Kliemt’s Alternative Formulation
As Kliemt notes in the main essay for this forum, Jasay’s project is to argue that conventions—including, centrally, private property and keeping promises—can acquire moral force even in the absence of ratification by legislation or state endorsement.  But I’m not sure that Kliemt accurately portrays certain important background facts.  He claims, “The original founding of the state is always an act of imposition.”  I might agree that it always has been an act of imposition, but Buchananites (such as I) might argue that state-like social structures, such as clubs or neighborhood associations or small units in federal systems, could at least in principle be the product of voluntary associations.  I would agree, however, that the key point in founding obligation on consent requires actual consent, and even rules that people now obey and find useful do not, in the absence of actual consent, obtain moral force through any bootstrap or “as if” contractarian hocus pocus.
Most importantly, Kliemt makes a compelling argument about the need for some other form of motivation to justify the moral force of conventions that emerge spontaneously, but are not directly self-enforcing.  Here, as Kliemt gently but firmly suggests, Jasay might avail himself of the now increasingly well-documented human tendency to value rules and rule-following for their own sake, once they are established as conventions.  This “intrinsic” value of rules could solve, or at least mitigate, the difficulties in (otherwise) enforcing satellite agreements such as promise-keeping.  One could use an “evolved brain architecture” argument (Barkow, Cosmides, and Tooby 1992) or a “social norms” argument (Gaus 2015; 2013) in ways that would make Jasay’s project look much less like a “trick” while fully preserving the “treat.”
Kliemt’s critique and extension of Jasay’s model of “anarchism, but...” is both useful and fundamentally faithful to the original intentions of that model. Jasay does not just claim that existing states are not legitimated by tacit consent; he goes on to conclude that no state could be legitimated, even by actual consent.  This is, indeed, the fundamental anarchist conclusion.  The reason that Jasay is not an anarchist is that he concedes that, despite the failure of contractarian justifications, rational individuals would certainly acquiesce, and might even want to acquiesce—something close to voluntary endorsement—to the empirical fact of the existence of the state.  Just don’t call it voluntary.
References
Barkow, J., Cosmides, L. and Tooby, J. 1992. The Adapted Mind: Evolutionary Psychology and the Generation of Culture. New York: Oxford University Press.
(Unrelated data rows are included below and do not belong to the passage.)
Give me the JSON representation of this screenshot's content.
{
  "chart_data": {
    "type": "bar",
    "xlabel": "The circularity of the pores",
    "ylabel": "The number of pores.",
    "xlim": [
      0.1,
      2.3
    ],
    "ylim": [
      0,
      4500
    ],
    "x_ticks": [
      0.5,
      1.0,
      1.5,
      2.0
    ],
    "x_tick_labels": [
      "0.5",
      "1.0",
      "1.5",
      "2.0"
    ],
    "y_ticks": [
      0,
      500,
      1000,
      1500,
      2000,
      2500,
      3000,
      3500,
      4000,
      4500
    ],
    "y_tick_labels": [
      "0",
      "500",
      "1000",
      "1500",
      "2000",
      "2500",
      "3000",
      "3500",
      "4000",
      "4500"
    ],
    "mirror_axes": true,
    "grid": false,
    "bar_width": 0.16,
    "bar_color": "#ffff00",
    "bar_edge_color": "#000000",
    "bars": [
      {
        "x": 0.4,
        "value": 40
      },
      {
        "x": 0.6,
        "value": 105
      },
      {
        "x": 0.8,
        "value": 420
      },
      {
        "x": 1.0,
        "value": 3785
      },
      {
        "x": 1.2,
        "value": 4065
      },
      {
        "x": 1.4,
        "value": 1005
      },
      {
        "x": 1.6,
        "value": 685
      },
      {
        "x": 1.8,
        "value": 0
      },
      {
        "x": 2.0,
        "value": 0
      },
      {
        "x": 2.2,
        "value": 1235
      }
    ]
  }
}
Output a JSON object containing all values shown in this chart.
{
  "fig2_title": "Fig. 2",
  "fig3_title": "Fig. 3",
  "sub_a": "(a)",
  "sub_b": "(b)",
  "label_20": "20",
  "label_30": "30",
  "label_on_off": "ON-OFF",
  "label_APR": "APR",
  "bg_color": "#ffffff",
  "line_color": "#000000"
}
Gaus, Jerry.  2013.  “Why the Conventionalist Needs the Social Contract (and Vice Versa).”  Rationality, Morality, and Markets. 4: 71–87.
_________.  2015.  “The Egalitarian Species." Social Philosophy and Policy.  In Press.
Jasay, Anthony de.  1999.  “On Treating Like Cases Alike:  Review of Politics by Principle Not Interest.” The Independent Review, IV (1): 107–18.
Jasay, Anthony de. 2000. “The Intellectual Portrait Series: A Conversation with Anthony de Jasay” (with Hartmut Kliemt). Indianapolis: Liberty Fund, 2000. </titles/959>.
Jasay, Anthony de.  2002. "Your Dog Owns Your House." April 22. Library of Economics and Liberty. Accessed 8/22/2015.